Garmin Connect Plus at One Year: Still Hard to Justify

Garmin Connect+ just hit its first birthday, and the verdict is blunt: for most athletes, it still does not earn its keep. Twelve months of incremental feature additions have not moved the needle enough to make the subscription a clear buy over the free tier.
Two exceptions exist where the math starts to work. Athletes who lean heavily on Garmin Coach plans and those who want deeper sleep and HRV trend data get closer to justifying the cost. Everyone else is essentially paying for polish on top of what the watch already delivers for free.

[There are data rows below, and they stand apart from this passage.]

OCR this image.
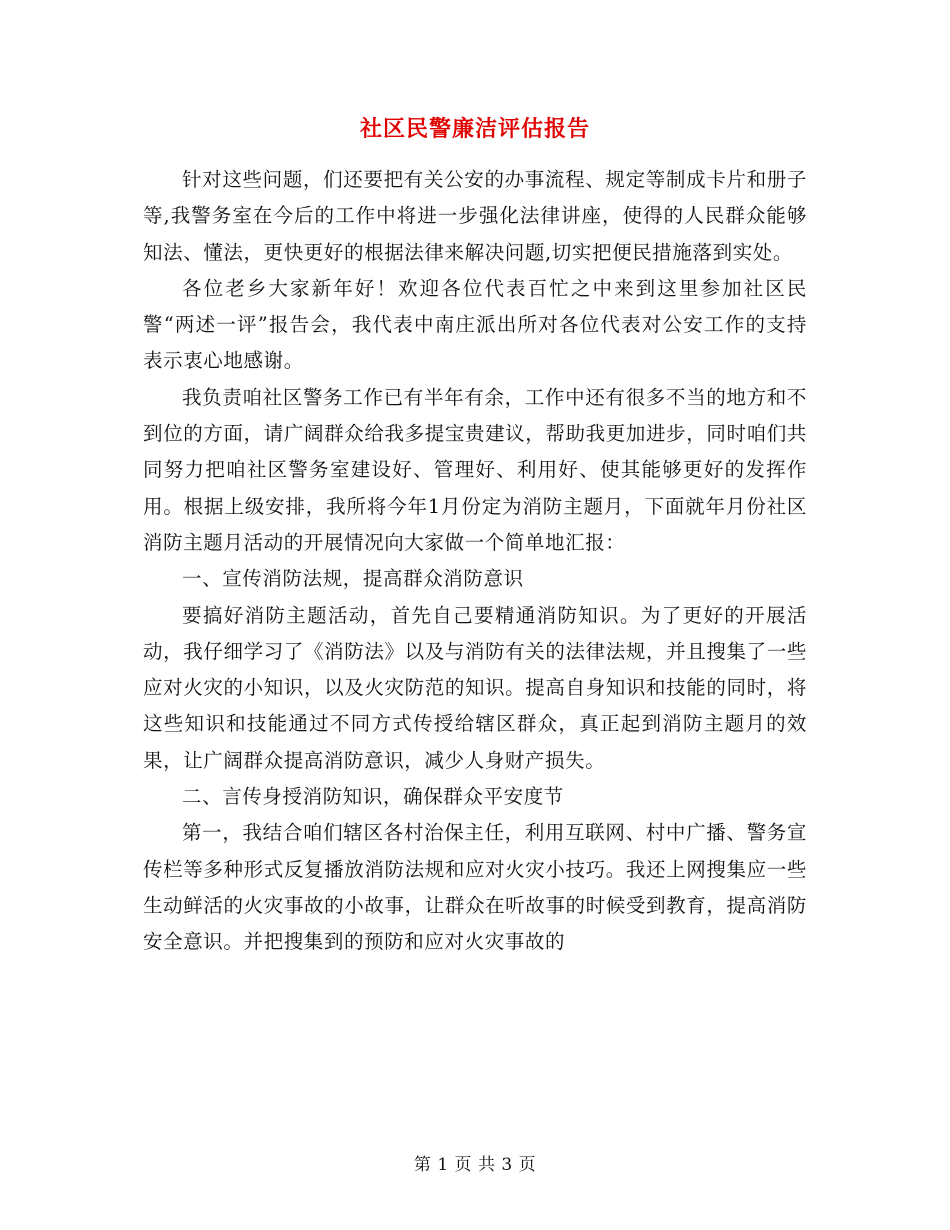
社区民警廉洁评估报告

针对这些问题，们还要把有关公安的办事流程、规定等制成卡片和册子等,我警务室在今后的工作中将进一步强化法律讲座，使得的人民群众能够知法、懂法，更快更好的根据法律来解决问题,切实把便民措施落到实处。

各位老乡大家新年好！欢迎各位代表百忙之中来到这里参加社区民警“两述一评”报告会，我代表中南庄派出所对各位代表对公安工作的支持表示衷心地感谢。

我负责咱社区警务工作已有半年有余，工作中还有很多不当的地方和不到位的方面，请广阔群众给我多提宝贵建议，帮助我更加进步，同时咱们共同努力把咱社区警务室建设好、管理好、利用好、使其能够更好的发挥作用。根据上级安排，我所将今年1月份定为消防主题月，下面就年月份社区消防主题月活动的开展情况向大家做一个简单地汇报：

一、宣传消防法规，提高群众消防意识

要搞好消防主题活动，首先自己要精通消防知识。为了更好的开展活动，我仔细学习了《消防法》以及与消防有关的法律法规，并且搜集了一些应对火灾的小知识，以及火灾防范的知识。提高自身知识和技能的同时，将这些知识和技能通过不同方式传授给辖区群众，真正起到消防主题月的效果，让广阔群众提高消防意识，减少人身财产损失。

二、言传身授消防知识，确保群众平安度节

第一，我结合咱们辖区各村治保主任，利用互联网、村中广播、警务宣传栏等多种形式反复播放消防法规和应对火灾小技巧。我还上网搜集应一些生动鲜活的火灾事故的小故事，让群众在听故事的时候受到教育，提高消防安全意识。并把搜集到的预防和应对火灾事故的

第 1 页 共 3 页
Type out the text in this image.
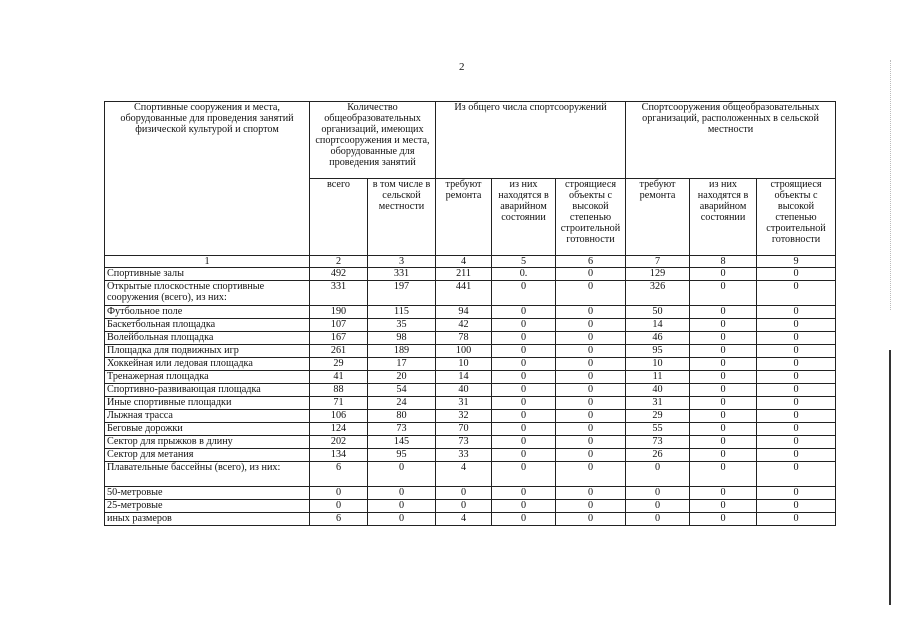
2
Спортивные сооружения и места, оборудованные для проведения занятий физической культурой и спортом	Количество общеобразовательных организаций, имеющих спортсооружения и места, оборудованные для проведения занятий		Из общего числа спортсооружений			Спортсооружения общеобразовательных организаций, расположенных в сельской местности		
	всего	в том числе в сельской местности	требуют ремонта	из них находятся в аварийном состоянии	строящиеся объекты с высокой степенью строительной готовности	требуют ремонта	из них находятся в аварийном состоянии	строящиеся объекты с высокой степенью строительной готовности
1	2	3	4	5	6	7	8	9
Спортивные залы	492	331	211	0.	0	129	0	0
Открытые плоскостные спортивные сооружения (всего), из них:	331	197	441	0	0	326	0	0
Футбольное поле	190	115	94	0	0	50	0	0
Баскетбольная площадка	107	35	42	0	0	14	0	0
Волейбольная площадка	167	98	78	0	0	46	0	0
Площадка для подвижных игр	261	189	100	0	0	95	0	0
Хоккейная или ледовая площадка	29	17	10	0	0	10	0	0
Тренажерная площадка	41	20	14	0	0	11	0	0
Спортивно-развивающая площадка	88	54	40	0	0	40	0	0
Иные спортивные площадки	71	24	31	0	0	31	0	0
Лыжная трасса	106	80	32	0	0	29	0	0
Беговые дорожки	124	73	70	0	0	55	0	0
Сектор для прыжков в длину	202	145	73	0	0	73	0	0
Сектор для метания	134	95	33	0	0	26	0	0
Плавательные бассейны (всего), из них:	6	0	4	0	0	0	0	0
50-метровые	0	0	0	0	0	0	0	0
25-метровые	0	0	0	0	0	0	0	0
иных размеров	6	0	4	0	0	0	0	0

The features that could actually shift the calculation are not live yet. Native strength analytics and Muscle Battery tracking are on the roadmap, and those two additions would matter. Strength athletes and Hyrox competitors in particular have been poorly served by Garmin's ecosystem compared to what Whoop 4.0 and even Apple Watch with third-party apps already offer on the recovery and load side.
For pure endurance use, Garmin's free Connect platform still outperforms most competitors out of the box. The Polar Flow comparison is instructive: Polar bundles its premium analytics into the device price. Coros does the same. Garmin is asking you to pay again for a watch you already spent 500 to 800 dollars on.
Wait on this one. Check back when Muscle Battery and strength tracking land. Until then, skip Connect+ unless you are deep into Garmin Coach or obsessing over sleep trends.